Playing high steaks or selling high steaks?
Time to diversify in the butcher shop
It’s 2020; steaks are still tender, but retailing meat has become ‘extremely tough’….
Owning your very own butcher shop, training your own apprentices, and knowing Mrs Jones by name, greeting her every time she walks in to buy the mince for tea tonight can be so rewarding. Even when she asks for a steak to be vacuum packed in view of next week’s dinner, you feel so good doing it – your contribution to the local community is really being appreciated out there.
But meeting with the accountant at the end of a quarter, or end of financial year, never seems to yield the same special buzz. There’s no sense of excitement in being told that while you are selling more meat this year, your profits are actually down a little. Oh and there’s less meat available too now, meaning securing raw product is getting harder, and there’s a new supermarket opening up across the street next month…
Steaks
It’s probably the one time in the year that the butcher looks at his business objectively, and wonders when the golden days will come back. Be assured, meat retailing has evolved and today’s success stories are not from products like the traditional beef mince, Aussie thin sausages and rump steaks.
Risking your business viability on the same old methods can be akin to playing high stakes at the casino – in the end you will always lose.
Today, butcher shop success comes only to those who diversify.
One owner of a prominent butcher shop chain in Melbourne exclaimed at the end of 2015 that his customer count was up; his basket count was up; his prices per kg were up; but profits at the end of the year were still down due to the tight margins on beef!
Meanwhile there’s another progressive butcher with 3 stores, and still growing, advising that every time wholesale beef prices increased, he raised his selling prices without hesitation.
“My customers don’t come here expecting the same old products for the same old prices”, he explained. “I’ve put in a 200 kg dry-aged beef cabinet, and my customers can’t get enough of it.
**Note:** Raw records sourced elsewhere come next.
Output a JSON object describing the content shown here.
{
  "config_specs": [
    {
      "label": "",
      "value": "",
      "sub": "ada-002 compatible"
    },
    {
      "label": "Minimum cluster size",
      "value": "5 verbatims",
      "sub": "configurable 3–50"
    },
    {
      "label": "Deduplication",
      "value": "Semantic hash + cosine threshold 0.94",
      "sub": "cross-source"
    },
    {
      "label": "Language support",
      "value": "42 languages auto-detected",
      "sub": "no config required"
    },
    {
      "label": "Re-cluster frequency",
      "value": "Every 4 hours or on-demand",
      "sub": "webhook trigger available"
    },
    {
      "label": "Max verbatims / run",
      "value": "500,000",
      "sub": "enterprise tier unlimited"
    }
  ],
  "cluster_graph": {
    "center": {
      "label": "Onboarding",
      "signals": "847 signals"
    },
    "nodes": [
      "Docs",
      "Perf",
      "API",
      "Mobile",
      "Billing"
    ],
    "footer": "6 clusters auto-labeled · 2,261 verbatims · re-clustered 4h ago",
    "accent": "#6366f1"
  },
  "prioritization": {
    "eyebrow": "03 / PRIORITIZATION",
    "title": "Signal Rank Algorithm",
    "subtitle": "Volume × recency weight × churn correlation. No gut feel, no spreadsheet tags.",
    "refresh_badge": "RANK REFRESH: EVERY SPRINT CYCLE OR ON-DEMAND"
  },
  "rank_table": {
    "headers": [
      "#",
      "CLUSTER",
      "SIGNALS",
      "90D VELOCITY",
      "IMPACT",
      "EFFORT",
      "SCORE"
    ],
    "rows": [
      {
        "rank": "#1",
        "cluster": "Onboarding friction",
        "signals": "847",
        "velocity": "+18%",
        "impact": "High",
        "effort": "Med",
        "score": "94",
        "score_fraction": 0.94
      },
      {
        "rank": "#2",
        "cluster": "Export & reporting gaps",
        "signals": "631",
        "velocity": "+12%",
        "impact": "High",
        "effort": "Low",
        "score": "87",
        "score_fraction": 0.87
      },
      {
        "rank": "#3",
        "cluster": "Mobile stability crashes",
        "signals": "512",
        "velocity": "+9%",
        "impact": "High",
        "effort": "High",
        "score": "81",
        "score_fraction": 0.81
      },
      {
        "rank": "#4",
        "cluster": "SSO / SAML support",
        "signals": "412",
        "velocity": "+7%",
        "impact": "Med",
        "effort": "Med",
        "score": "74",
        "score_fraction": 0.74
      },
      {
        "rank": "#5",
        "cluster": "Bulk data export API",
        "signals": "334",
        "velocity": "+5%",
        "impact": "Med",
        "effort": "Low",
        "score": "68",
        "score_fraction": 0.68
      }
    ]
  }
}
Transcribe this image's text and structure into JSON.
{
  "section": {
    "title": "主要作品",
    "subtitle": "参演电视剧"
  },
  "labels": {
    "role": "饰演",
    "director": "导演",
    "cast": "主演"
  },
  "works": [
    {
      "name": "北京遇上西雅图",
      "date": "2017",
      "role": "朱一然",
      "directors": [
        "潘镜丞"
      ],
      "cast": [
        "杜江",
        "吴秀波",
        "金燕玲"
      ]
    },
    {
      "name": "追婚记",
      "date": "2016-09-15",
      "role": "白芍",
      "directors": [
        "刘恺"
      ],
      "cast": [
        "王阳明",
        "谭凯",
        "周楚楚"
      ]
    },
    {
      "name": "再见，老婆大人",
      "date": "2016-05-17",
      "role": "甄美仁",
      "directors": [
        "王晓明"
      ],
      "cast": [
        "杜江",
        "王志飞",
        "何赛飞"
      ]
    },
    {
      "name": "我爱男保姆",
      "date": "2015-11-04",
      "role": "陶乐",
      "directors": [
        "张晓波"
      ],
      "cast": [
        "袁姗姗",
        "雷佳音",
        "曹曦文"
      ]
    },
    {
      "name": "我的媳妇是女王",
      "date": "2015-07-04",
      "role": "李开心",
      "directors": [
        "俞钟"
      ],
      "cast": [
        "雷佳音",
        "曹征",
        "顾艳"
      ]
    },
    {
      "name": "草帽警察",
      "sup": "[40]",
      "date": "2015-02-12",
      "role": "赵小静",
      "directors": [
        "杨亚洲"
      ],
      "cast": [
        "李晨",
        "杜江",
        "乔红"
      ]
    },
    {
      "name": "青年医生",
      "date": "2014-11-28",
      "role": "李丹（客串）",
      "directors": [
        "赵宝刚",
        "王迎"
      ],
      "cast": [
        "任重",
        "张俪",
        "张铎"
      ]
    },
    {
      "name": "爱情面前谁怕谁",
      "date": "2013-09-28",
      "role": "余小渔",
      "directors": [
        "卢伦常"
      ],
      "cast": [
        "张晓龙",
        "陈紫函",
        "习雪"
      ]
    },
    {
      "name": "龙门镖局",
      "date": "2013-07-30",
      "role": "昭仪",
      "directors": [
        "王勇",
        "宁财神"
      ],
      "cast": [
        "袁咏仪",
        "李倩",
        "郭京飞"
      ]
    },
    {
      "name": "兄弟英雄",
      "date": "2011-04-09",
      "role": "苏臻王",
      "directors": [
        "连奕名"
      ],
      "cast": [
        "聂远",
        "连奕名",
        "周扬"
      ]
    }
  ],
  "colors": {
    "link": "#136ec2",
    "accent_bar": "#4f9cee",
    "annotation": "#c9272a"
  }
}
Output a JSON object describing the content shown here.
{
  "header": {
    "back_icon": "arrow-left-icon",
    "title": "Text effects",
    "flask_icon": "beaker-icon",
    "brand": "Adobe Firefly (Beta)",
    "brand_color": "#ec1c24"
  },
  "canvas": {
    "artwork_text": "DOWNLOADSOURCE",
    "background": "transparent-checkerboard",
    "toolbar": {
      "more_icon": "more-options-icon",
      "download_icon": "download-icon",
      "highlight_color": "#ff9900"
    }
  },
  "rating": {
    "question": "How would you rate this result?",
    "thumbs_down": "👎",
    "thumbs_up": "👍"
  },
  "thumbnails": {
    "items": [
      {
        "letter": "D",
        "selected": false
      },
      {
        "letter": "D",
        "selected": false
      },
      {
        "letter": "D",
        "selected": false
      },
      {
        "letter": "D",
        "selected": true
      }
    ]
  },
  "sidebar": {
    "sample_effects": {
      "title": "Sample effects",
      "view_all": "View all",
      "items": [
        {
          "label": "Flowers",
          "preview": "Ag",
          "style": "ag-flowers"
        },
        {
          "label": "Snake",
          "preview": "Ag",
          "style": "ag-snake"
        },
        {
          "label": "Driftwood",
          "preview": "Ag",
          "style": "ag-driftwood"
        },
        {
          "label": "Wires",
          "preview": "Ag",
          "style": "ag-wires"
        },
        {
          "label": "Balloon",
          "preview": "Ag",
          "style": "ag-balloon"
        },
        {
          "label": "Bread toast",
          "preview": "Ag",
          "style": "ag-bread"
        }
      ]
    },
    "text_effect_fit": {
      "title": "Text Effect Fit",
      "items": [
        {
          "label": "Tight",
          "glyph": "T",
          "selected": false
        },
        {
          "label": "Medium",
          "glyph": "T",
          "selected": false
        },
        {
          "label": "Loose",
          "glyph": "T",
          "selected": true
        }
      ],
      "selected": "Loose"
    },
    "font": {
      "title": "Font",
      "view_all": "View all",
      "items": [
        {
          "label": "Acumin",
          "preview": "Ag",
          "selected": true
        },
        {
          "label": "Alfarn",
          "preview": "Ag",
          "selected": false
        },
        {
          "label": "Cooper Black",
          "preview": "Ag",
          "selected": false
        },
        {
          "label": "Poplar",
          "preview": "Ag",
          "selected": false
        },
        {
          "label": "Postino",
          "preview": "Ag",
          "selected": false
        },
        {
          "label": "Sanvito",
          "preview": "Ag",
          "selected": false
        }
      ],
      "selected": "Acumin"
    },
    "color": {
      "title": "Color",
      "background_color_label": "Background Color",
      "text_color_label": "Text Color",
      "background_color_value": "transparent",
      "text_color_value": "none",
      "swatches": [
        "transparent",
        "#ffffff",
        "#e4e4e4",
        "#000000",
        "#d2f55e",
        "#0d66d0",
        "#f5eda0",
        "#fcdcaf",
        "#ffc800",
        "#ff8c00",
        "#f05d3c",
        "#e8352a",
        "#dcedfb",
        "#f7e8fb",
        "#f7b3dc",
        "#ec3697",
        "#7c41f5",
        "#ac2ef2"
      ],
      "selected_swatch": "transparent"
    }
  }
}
When a batch of beef has finished aging, we pack it onto the self-serve display cabinet in the bone-in VikingMAX bags; within hours it’s all gone.”
Diversifying into dry aged beef has been an obvious winner – the high quality steaks are selling for $50-80 per kg. And the beef isn’t costing him any extra to buy on the wholesale market. It took some out of the box thinking, to invest in a dry-aging cabinet, but “it’s the best decision I’ve made”! And he’s is not the only one to be proud of diversifying.
What about selling hot steak & bacon pies, directly from the butcher shop?
When a customer comes to the butcher shop with purchasing in mind, they are expecting something better than the large generic supermarkets, and what better opportunity than to show that you are truly gourmet?
A new range of combi ovens supplied from Viking Food Solutions is proving exactly that in the new generation butcher shops, where the butcher shop now provides a gourmet experience. From the mouth of an industry insider, “if a consumer is bothering to go to a butcher shop rather than a supermarket to get their meat, they’re coming to experience something different”.
And if that shop is using a Unox combi oven, the options are endless: roast chickens, hot pastries, pulled pork, sous vide steaks, seared salmon, even breads, are all possible.
When a well renowned butcher installed his first Unox combi oven from Viking, excitement was high, and it was not just something novel; he’s now selling pre-cooked bags of shredded meat at multiple times the profit margins previously achieved. And there’s no stopping there: “with that one fact alone, I’ve paid off my oven” says Peter. Yet he’s only starting, with an entire cooked menu ahead.
It’s called diversifying, but it doesn’t have to cost money, and it doesn’t have to be difficult. It definitely requires thinking ‘outside the box’ and knowing what your customer base is. With an inner city shop in Sydney, a café style cooked lunch menu is an obvious winner. The customers then come back again at the end of the day to buy the fresh meat.
For the holiday area butcher shop, diversifying might simply mean adding seafood. And for Dennis of Bexley, a true English butcher shop in the suburbs of London, an extensive range of hot meat pies is creating queues of people lining up just to get inside.
The old butcher shop business model is rapidly going the way of the corner store milk bars, and there’s no point hanging onto old thinking. But with out-of-the-box thinking, and a readiness to adapt to the customer base, many new age butcher shops are making a massive come back.
Diversity in the butcher shop is a global phenomenon, and it’s sweeping through near you.